Annesinin kararlı, öfkeli ve gururu uğruna dünyayı yakabilecek bir kadın
olduğunu adı gibi bildi ama kendisinin Süreyya’ya aşık olduğunu bilip de böyle
bir yolla onu kurtarmaya çalışacağını hiç düşünemedi. Her gün burun buruna
olduğumuz insanları bile ne kadar az tanıyoruz aslında, önyargılarımız en çok
en yakınlarımıza zarar veriyor. İşte bölüm sonundaki o yüzleşmeleri o yüzden
çok kıymetliydi. Osman annesinin belki de daha önce hiç görmediği bir yüzünü
gördü, Esma belki ilk defa bu kadar yakından anladı Osman’ın çaresizliğini.

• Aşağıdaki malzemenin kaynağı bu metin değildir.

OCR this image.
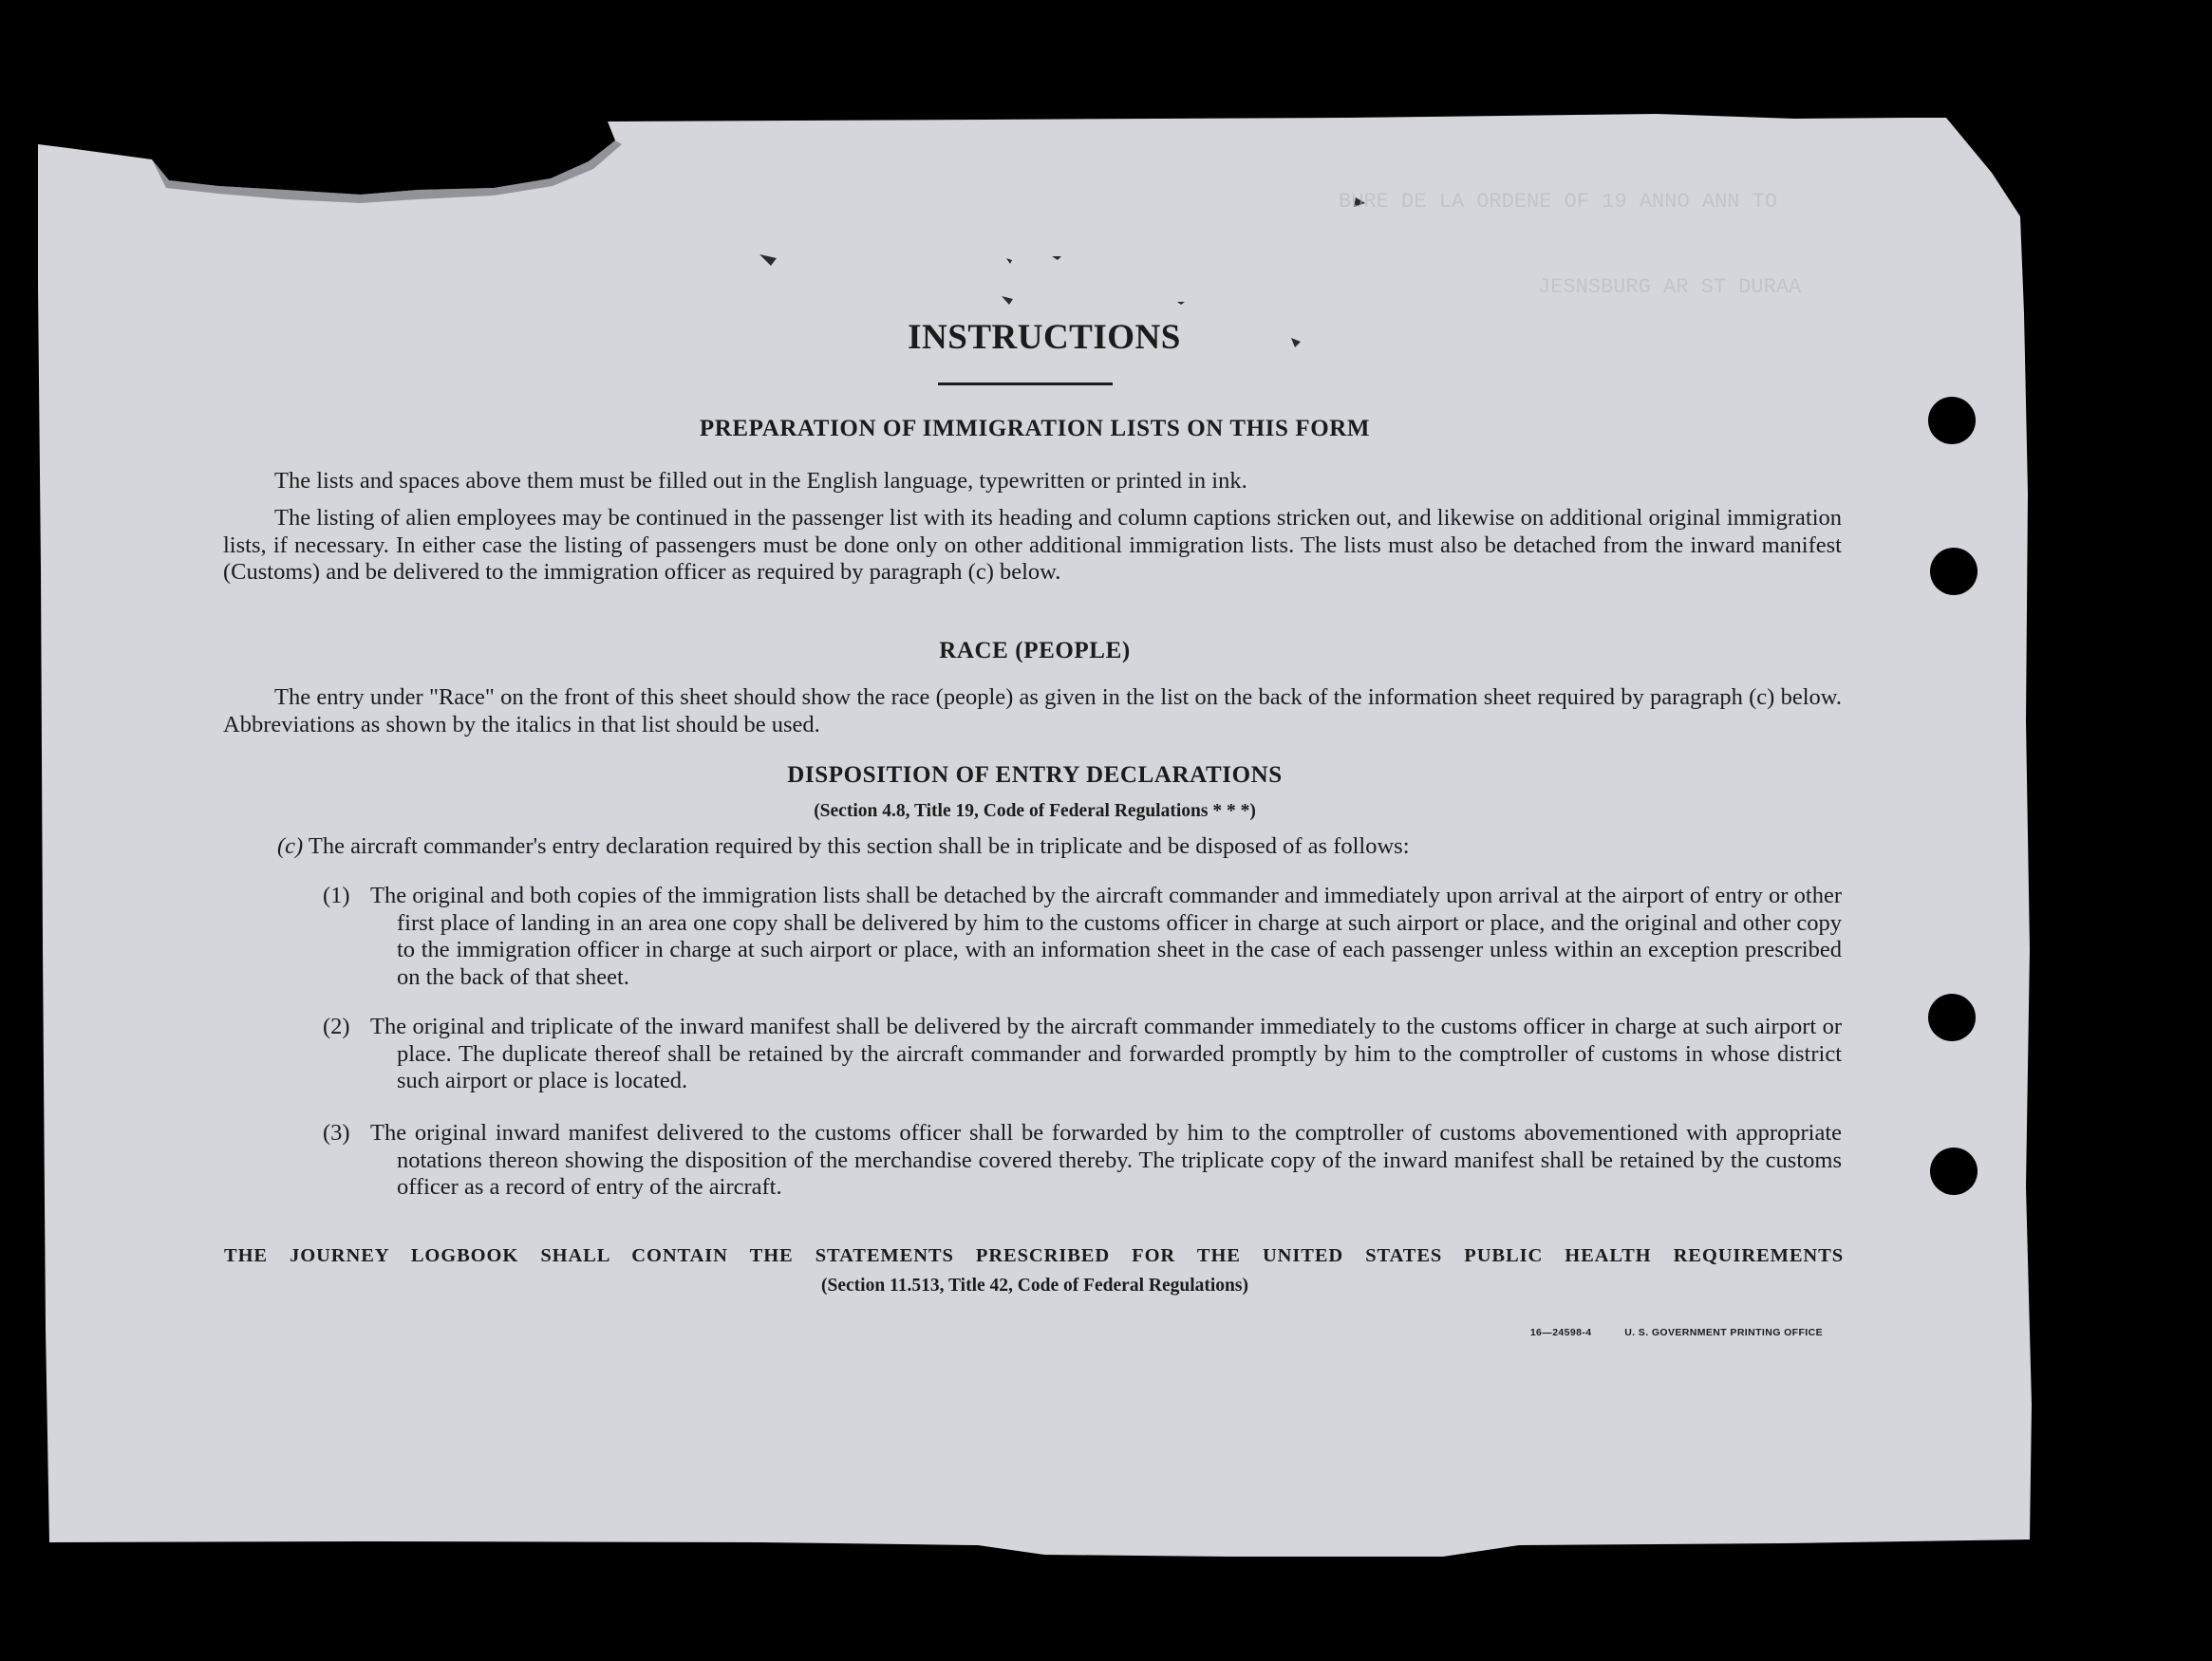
BURE DE LA ORDENE OF 19 ANNO ANN TO
JESNSBURG AR ST DURAA
INSTRUCTIONS
PREPARATION OF IMMIGRATION LISTS ON THIS FORM
The lists and spaces above them must be filled out in the English language, typewritten or printed in ink.
The listing of alien employees may be continued in the passenger list with its heading and column captions stricken out, and likewise on additional original immigration lists, if necessary. In either case the listing of passengers must be done only on other additional immigration lists. The lists must also be detached from the inward manifest (Customs) and be delivered to the immigration officer as required by paragraph (c) below.
RACE (PEOPLE)
The entry under "Race" on the front of this sheet should show the race (people) as given in the list on the back of the information sheet required by paragraph (c) below. Abbreviations as shown by the italics in that list should be used.
DISPOSITION OF ENTRY DECLARATIONS
(Section 4.8, Title 19, Code of Federal Regulations * * *)
(c) The aircraft commander's entry declaration required by this section shall be in triplicate and be disposed of as follows:
(1) The original and both copies of the immigration lists shall be detached by the aircraft commander and immediately upon arrival at the airport of entry or other first place of landing in an area one copy shall be delivered by him to the customs officer in charge at such airport or place, and the original and other copy to the immigration officer in charge at such airport or place, with an information sheet in the case of each passenger unless within an exception prescribed on the back of that sheet.
(2) The original and triplicate of the inward manifest shall be delivered by the aircraft commander immediately to the customs officer in charge at such airport or place. The duplicate thereof shall be retained by the aircraft commander and forwarded promptly by him to the comptroller of customs in whose district such airport or place is located.
(3) The original inward manifest delivered to the customs officer shall be forwarded by him to the comptroller of customs abovementioned with appropriate notations thereon showing the disposition of the merchandise covered thereby. The triplicate copy of the inward manifest shall be retained by the customs officer as a record of entry of the aircraft.
THE JOURNEY LOGBOOK SHALL CONTAIN THE STATEMENTS PRESCRIBED FOR THE UNITED STATES PUBLIC HEALTH REQUIREMENTS
(Section 11.513, Title 42, Code of Federal Regulations)
16—24598-4	U. S. GOVERNMENT PRINTING OFFICE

İpek Bilgin’in de Güven Murat Akpınar’ın da ellerine sağlık, içimize işledi
bakışları.

Ah Fikret, kendi kafesini kendi ören Fikret
Bölümün içime taş gibi oturan bir diğer sahnesi ile Fikret
ve İpek arasındaki yüzleşmeydi. ‘Ben sana aşıktım’daki o geçmiş zaman eki
gözümü doldurdu. Sadece Fikret için değil, koskoca bir aşkı tek başına taşımak
zorunda kalan herkes için doldu içim, biriyle evli olmanın ona kavuşmak demek
olmadığını nasıl güzel gördüm. Bunca zamandır içinde tuttuklarını döktü Fikret
bir bir, İpek’e ne kadar kızgın ve dahası ne çok kırgın olduğunu anlatırken İpek’ten
başka herkes perişan olmuştur herhalde. Fikret kendisini seven bir kadınla
karşılaşmasaydı içinde bulunduğu duruma ne zaman isyan ederdi bilmiyorum ama
artık bu süreç başladı ve geri dönebileceğini pek sanmıyorum, umarım hayatını
düzeltecek gücü bulur kendinde. Eskiden olsa Esma Hanım bu boşanmaya itiraz
eder derdim ama artık onun da bir önemi kalmadığına göre şimdi İpek düşünsün.
Bu sefer iyiler kazansın
Senem’in hamilelik haberine sevindiğim kadar Akif’in mevzuya
duyduğu heyecanı sevdim. Yine de konuyla ilgili en sevdiğim an Senem ve Süreyya’nın
konuşmasıydı. Senem’in tüm samimiyetiyle bunu Süreyya’ya söylemekten neden utandığını,
‘Benim hakkım değildi’ demesini, Süreyya’nın onca üzüntüsü arasında Senem için
mutlu olmasını çok sevdim. Süreyya ile konuşurken ‘Sen anneni erken kaybettin
ve anne de olmadın, o yüzden anlayamazsın’ demekten utanmayan Esma ne kadar acımasızsa,
Senem de o kadar vicdanlıydı. Bu yüzden Senem çok mutlu olsun isterim. Son zamanlarda
Esma’ya karşı biraz yumuşamıştım ama o konuşmadan sonra yine bütün sinirimi
tepeme çıkarttı.
Kimsenin bunu senden almasına izin verme
Süreyya ve Faruk’un yıldönümlerinde Uludağ’a gitmelerini,
onca hengame arasında Süreyya’nın ne olursa olsun Faruk ve kendisi için bunu
düşünmesine de bayıldım. Gece gittikleri yerde Süreyya’nın okul arkadaşlarıyla
karşılaşması ve arkadaşları onu sahneye çağrınca Süreyya’nın bir an yüzünden
geçen gölge ve ancak Faruk’un problem çıkarmayacağını anlayınca sahneye
çıkmasına bir nebze hüzünlendim ama zira Süreyya’nın ait olduğu yer sahne
bence. Şarkıya zaten bayılırım, Aslı Enver de pek tatlı söyledi. Güzel bölümdü vesselam.
Yeni bölümlerde görüşmek üzere iyi seyirler dilerim.
*’Bir öğrenegörsün aşkı, ağacı o vakit seyredin’ diye biten
bu Melih Cevdet Anday şiirini getirdi aklıma Esma Sultan’ın aşkı.